The promoter holding is restricted to 25 per cent of the post-issue capital. This is to ensure adequate public float in the company. The regulator has laid down that only QIBs and Non-Institutional Investors (NIIs) are allowed to invest in the issue. NIIs are investors other than QIBs and retail investors.

An attempt has also been made to ward off retail investors by stipulating a minimum application amount of ₹10 lakh. The trading lot size of these companies will be ₹10 lakh.

The catch The moot point is whether it is a good idea to close the doors for small investors. For retail investors who wish to invest in start-ups, ITP is a good channel.

Presence of QIBs as investors in these offers makes these companies safer. Stating that it is risky for small investors and hence raising the investment limit to prohibitive levels is akin to taking away their right to decide on where they wish to invest.

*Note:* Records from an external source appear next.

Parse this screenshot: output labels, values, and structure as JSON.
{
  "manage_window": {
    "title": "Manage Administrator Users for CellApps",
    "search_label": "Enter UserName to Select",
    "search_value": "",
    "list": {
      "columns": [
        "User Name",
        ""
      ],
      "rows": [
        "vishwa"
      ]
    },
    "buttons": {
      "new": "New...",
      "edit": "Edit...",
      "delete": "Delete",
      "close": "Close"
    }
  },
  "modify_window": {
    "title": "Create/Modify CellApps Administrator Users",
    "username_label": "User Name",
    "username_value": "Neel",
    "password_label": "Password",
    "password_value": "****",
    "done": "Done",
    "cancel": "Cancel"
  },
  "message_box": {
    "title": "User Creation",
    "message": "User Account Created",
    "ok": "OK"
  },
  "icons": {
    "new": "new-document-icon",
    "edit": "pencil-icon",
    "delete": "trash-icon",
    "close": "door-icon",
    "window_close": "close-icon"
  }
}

Second, by keeping out small investors, the regulator has drained away liquidity from this platform. The minimum number of investors for these issues is 200. It is doubtful if any buyer or seller will be able to find a counter-party when he wants to transact. Exchanges may have to introduce market-makers to make this workable. Hourly call auctions are also likely to be introduced, similar to the SME platform, as bunching of transactions every hour will make execution easier.

In the absence of volume, the platform will be unable to attract the larger and more popular start-ups, such as Flipkart.

But these are early days. Further modifications to the rules could be made after the platform starts operations to attract more companies and investors.

Meanwhile, the ITP could be used by smaller start-up companies to raise money and help their VC investors exit. Those looking for interesting ideas to invest in, and are game for some risk, can watch out for issues on this platform.